CH-2 THE INDIAN CONTRACT ACT, 1872 – UNIT 6

UNIT 06 CONTINGENT & QUASI CONTRACTS

  • Contingent Contracts

A contingent contract is a contract to do or not to do something, if some event, collateral to such contract, does or does not happen. The performance of the contract is conditional upon the occurrence or non-occurrence of a future, uncertain event.

For example, an insurance contract is a contingent contract: the insurer’s obligation to pay is contingent upon a specific event, like a fire, happening.

  • Essentials of a Contingent Contract

Performance is conditional: The contract’s performance is dependent on the happening or non-happening of a future event.

Event is collateral: The event must be collateral to the contract. This means the event is not the main performance promised in the contract.

Event is uncertain: The event must be uncertain. If the event is certain to happen, it is not a contingent contract.

Event not a mere will of the promisor: The event should not be entirely dependent on the will of the promisor.

For example, a promise to pay if the promisor “chooses to” is not a contingent contract.

  • Rules for Enforcement

Contingent on a happening event: The contract can be enforced only when the event happens. If the event becomes impossible, the contract is void.

Contingent on a non-happening event: The contract can be enforced when the happening of that event becomes impossible.

Contingent on a living person’s conduct: The event is considered impossible when the person acts in a way that makes it impossible for the event to happen.

Contingent on an impossible event: A contract contingent on an impossible event is void from the beginning, whether the parties knew about the impossibility or not.

 

 

  • Quasi-Contracts

A quasi-contract is not a true contract because it lacks the essential elements of a valid contract, like offer and acceptance. Instead, it is an obligation imposed by law to prevent unjust enrichment, which means no one should be allowed to get rich at the expense of another. Quasi-contracts are based on the principles of equity, justice, and good conscience.

Types of Quasi-Contracts

The Indian Contract Act, 1872, recognizes five types of quasi-contracts:

Claim for necessaries supplied: If a person provides necessaries to a person incapable of contracting (e.g., a minor or a person of unsound mind), they can be reimbursed from that person’s property.
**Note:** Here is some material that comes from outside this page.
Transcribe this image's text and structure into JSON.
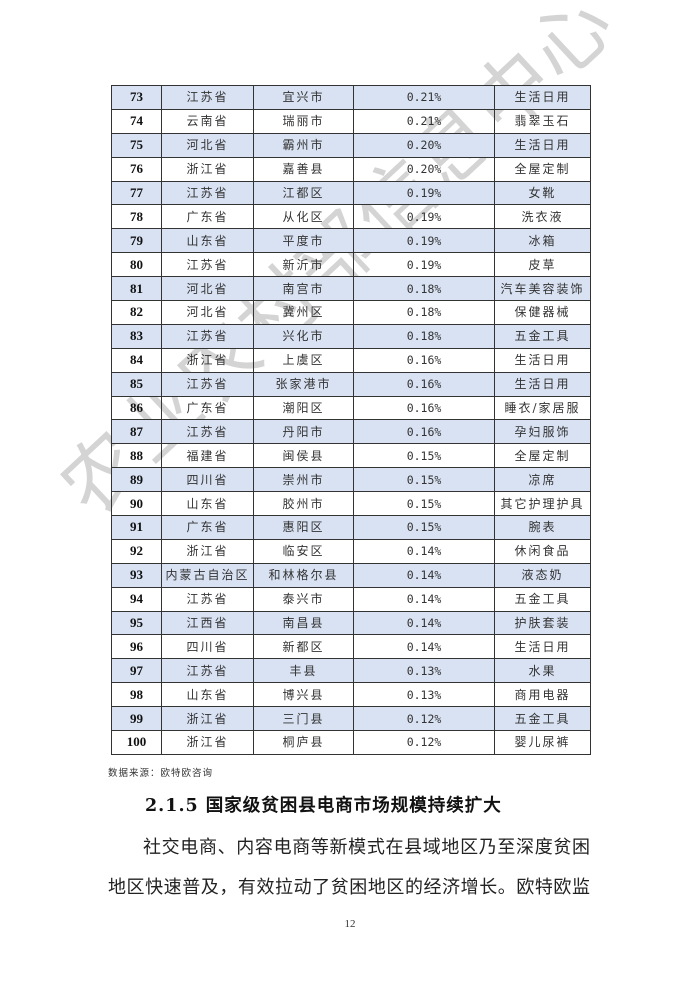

Payment by an interested person: A person who pays money that another person is legally bound to pay is entitled to be reimbursed.

Obligation of a person enjoying the benefit of a non-gratuitous act: If a person lawfully does something for another without intending to do so gratuitously, and the other person enjoys the benefit, the latter is bound to compensate the former.

Responsibility of a finder of goods: A person who finds goods belonging to another has the same responsibilities as a bailee, meaning they must take reasonable care of the goods and try to find the true owner.

Money paid or thing delivered by mistake or under coercion: A person to whom money has been paid or something delivered by mistake or under coercion must repay or return it.

 

v Difference Between a Contingent Contract and a Wagering Agreement

Aspect Contingent Contract Wagering Agreement
Enforceability Valid and enforceable. Void and unenforceable.
Nature of Event The uncertain event is collateral to the contract. The uncertain event is the sole basis of the agreement.
Reciprocal Promises May or may not contain reciprocal promises. Always consists of reciprocal promises to give money or money’s worth.
Interest of Parties Parties have a genuine interest in the subject matter. Parties have no interest in the event except for the stake/bet.
Example An insurance contract is a valid contingent contract. A bet on a cricket match is a void wagering agreement.
Gambling Is not a game of chance. Is essentially a game of chance.